Das hört sich alles gut an. Doch müsste der Job des Provenienzforschers wohl noch etwas attraktiver werden. Zur Zeit arbeiten die Wissenschaftler vor allem in zeitlich befristeten Projekten, wie sie das Zentrum Kulturgutverluste fördert. Geht eine Anstellung zu Ende, müssen sie beim nächsten Projekt anheuern. Kai Artinger verschlug es aus Chemnitz nach Düren. Jasmin Hartmann hat es da besser. Die 32-Jährige wechselte kürzlich aus dem Wallraf-Richartz-Museum ohne Umweg nach Düsseldorf, wo sie die erste dauerhafte Stelle für Provenienzforschung in der Landeshauptstadt besetzt. Sie kümmert sich um alle
städtischen Institute. Eine vergleichbare Position gibt es in NRW nur noch bei der Stadt Köln.

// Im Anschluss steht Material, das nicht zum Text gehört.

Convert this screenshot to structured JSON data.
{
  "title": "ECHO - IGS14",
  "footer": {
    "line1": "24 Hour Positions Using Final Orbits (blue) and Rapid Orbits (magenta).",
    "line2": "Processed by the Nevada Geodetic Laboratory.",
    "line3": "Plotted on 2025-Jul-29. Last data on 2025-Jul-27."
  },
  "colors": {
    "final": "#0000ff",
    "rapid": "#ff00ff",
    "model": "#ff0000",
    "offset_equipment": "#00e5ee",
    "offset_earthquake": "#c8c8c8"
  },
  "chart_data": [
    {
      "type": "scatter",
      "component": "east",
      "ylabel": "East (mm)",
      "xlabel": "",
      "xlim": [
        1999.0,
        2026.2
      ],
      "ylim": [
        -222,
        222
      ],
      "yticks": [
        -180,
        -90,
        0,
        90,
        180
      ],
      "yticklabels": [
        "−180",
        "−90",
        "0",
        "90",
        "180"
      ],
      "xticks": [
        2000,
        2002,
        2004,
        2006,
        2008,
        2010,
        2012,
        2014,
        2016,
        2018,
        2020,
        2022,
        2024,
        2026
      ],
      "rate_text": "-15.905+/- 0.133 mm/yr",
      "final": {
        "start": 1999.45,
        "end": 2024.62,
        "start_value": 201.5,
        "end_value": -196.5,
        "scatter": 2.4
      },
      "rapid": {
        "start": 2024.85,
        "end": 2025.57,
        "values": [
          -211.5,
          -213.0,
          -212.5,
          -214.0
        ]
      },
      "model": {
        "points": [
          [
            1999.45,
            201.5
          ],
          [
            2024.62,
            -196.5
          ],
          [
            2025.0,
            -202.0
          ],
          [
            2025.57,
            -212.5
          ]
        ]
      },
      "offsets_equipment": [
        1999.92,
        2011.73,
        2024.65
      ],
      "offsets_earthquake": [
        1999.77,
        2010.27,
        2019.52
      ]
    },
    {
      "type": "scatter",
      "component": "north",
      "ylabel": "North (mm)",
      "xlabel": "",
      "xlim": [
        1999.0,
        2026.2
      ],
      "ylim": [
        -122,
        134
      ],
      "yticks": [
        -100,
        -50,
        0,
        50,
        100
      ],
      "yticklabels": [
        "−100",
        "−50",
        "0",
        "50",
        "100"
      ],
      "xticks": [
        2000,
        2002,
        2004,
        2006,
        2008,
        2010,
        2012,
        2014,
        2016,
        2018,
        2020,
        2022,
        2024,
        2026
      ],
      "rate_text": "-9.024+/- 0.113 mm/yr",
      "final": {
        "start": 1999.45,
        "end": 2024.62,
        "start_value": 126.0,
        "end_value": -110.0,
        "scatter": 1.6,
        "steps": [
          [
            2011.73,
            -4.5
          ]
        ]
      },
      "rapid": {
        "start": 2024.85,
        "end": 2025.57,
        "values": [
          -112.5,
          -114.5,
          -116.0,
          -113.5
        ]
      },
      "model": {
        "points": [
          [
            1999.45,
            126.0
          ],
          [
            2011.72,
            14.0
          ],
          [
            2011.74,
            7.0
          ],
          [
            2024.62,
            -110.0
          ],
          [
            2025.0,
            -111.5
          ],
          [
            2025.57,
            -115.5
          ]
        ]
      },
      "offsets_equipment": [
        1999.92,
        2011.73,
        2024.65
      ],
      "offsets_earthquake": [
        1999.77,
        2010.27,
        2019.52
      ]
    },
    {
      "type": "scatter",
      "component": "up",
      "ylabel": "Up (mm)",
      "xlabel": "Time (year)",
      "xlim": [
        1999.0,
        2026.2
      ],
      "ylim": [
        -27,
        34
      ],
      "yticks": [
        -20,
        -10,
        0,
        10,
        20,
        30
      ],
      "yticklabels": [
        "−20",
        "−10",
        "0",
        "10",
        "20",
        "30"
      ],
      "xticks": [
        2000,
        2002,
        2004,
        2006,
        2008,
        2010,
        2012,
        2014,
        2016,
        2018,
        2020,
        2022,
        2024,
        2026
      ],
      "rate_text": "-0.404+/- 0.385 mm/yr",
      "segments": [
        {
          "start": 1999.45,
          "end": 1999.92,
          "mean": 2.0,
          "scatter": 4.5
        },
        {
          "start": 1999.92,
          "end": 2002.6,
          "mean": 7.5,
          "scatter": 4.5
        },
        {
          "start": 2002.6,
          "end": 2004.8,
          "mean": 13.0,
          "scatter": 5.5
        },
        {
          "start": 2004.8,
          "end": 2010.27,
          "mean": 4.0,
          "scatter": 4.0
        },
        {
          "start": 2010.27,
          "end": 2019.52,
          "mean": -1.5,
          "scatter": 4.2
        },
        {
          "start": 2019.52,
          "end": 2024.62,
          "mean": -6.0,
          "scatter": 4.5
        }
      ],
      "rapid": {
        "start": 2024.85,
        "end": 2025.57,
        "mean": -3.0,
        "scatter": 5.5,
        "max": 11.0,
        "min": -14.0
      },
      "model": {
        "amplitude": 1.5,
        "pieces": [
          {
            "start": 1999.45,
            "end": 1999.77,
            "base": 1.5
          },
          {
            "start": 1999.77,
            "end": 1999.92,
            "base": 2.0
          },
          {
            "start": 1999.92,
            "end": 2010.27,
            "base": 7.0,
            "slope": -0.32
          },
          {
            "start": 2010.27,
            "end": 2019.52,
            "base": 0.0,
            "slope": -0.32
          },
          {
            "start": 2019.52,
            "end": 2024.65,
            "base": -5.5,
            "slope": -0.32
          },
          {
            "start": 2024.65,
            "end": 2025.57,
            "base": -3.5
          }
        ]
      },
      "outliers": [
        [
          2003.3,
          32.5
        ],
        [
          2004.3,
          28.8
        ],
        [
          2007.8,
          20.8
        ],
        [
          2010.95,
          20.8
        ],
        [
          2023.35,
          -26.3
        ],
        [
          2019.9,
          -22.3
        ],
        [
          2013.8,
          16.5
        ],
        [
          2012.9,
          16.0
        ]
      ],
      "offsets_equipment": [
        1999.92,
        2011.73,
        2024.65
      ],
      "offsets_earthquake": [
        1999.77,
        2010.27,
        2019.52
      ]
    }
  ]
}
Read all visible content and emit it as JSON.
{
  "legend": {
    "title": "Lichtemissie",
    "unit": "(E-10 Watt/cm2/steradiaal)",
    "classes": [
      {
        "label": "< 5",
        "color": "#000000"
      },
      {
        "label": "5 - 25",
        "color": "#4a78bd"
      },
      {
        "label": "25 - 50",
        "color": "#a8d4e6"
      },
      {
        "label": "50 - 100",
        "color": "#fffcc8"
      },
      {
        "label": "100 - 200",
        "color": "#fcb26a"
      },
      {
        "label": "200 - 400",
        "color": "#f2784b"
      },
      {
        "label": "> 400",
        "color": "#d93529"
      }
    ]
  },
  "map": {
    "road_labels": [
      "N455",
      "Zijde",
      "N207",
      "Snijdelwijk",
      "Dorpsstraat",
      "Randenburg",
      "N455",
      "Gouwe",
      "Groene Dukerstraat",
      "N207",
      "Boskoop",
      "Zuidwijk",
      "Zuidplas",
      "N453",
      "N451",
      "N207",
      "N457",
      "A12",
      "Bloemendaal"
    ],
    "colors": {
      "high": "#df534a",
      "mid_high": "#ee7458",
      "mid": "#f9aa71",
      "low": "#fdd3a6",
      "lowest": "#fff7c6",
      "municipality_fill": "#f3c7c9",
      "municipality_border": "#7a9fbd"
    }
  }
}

Ein entscheidender Mangel, wie sie betont. Feste Stellen seien extrem wichtig, denn immer, wenn der Provenienzforscher nach einem Projekt das Haus verlasse, verschwinde mit ihm wertvolles Wissen. Nicht selten müssten die Kollegen beim nächsten Projekt wieder von vorne anfangen.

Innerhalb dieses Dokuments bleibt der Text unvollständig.